The fact that there were 17 patients censored before death does not imply any risk of bias because these were not patients lost to follow-up, but patients with recent enrolment. Furthermore, they were similarly distributed in the two groups of patients with SUV below and above the median. A similar consideration also applies to the exclusion of patients with bulbar onset disease: this decision – justified by the focus of our computational algorithm on SC metabolism – prevents the ability to define the clinical value of this information. Finally, the relatively small number of patients studied together with the exclusion of subjects with bulbar onset ALS prevented verification of the potential added value of SC metabolism with respect to brain FDG uptake. Nevertheless, if confirmed in larger prospective studies, the prognostic significance of SC metabolic pattern would indicate a relevant role for SC inflammatory response in ALS progression.

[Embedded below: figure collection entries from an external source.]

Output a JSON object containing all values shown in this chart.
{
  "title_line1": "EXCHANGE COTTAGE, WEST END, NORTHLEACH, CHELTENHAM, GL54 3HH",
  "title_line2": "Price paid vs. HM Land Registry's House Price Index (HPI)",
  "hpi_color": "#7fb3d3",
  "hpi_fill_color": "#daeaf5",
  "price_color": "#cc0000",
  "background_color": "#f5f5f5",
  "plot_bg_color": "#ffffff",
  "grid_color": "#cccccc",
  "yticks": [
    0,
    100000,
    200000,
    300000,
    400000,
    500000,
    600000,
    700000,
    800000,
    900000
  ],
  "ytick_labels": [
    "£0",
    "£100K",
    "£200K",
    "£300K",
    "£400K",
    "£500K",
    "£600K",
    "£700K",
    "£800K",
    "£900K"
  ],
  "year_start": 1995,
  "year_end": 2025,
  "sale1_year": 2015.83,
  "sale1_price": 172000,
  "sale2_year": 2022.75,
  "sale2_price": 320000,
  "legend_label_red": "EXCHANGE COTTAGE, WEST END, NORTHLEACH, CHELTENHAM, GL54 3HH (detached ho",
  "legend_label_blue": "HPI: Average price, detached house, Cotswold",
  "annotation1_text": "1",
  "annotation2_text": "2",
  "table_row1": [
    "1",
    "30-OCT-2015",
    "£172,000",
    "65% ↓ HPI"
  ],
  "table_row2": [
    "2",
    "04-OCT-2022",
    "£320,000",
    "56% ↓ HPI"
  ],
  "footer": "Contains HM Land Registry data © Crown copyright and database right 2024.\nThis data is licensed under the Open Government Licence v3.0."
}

In conclusion, the present study showed the potential of Hough transform in delineating the spinal canal and SC in clinical PET/CT scanning. As a first validation step, this method was applied to a cohort of ALS patients as a model of pathologically confirmed damage to the SC neurons. However, its use can obviously be extended to different conditions in which the possibility of extracting the spinal canal and its contents might be a useful tool to precisely evaluate the site of SC injury from whatever cause and particularly to improve the accuracy in monitoring its evolution. In this setting, the proposed computational approach to PET/CT images would permit the limitations of visual inspection to be overcome, limitations that have so far hampered the evaluation of SC damage in patients with inflammatory diseases [
33], posttraumatic conditions [
34], cancer infiltration [
35] or autoimmune/autotoxicity disorders [
36]. Similarly, its use in combination with tracers selectively targeting specific neuronal functions might contribute to the understanding of SC involvement in different diseases.
As far as ALS is concerned, the availability of this biomarker and its operator-independent nature could be invaluable for the development of new therapeutic approaches, especially in early phase clinical trials in which current entry criteria that consider only phenotype, disability severity and disease duration markedly hamper the correct identification of target patients.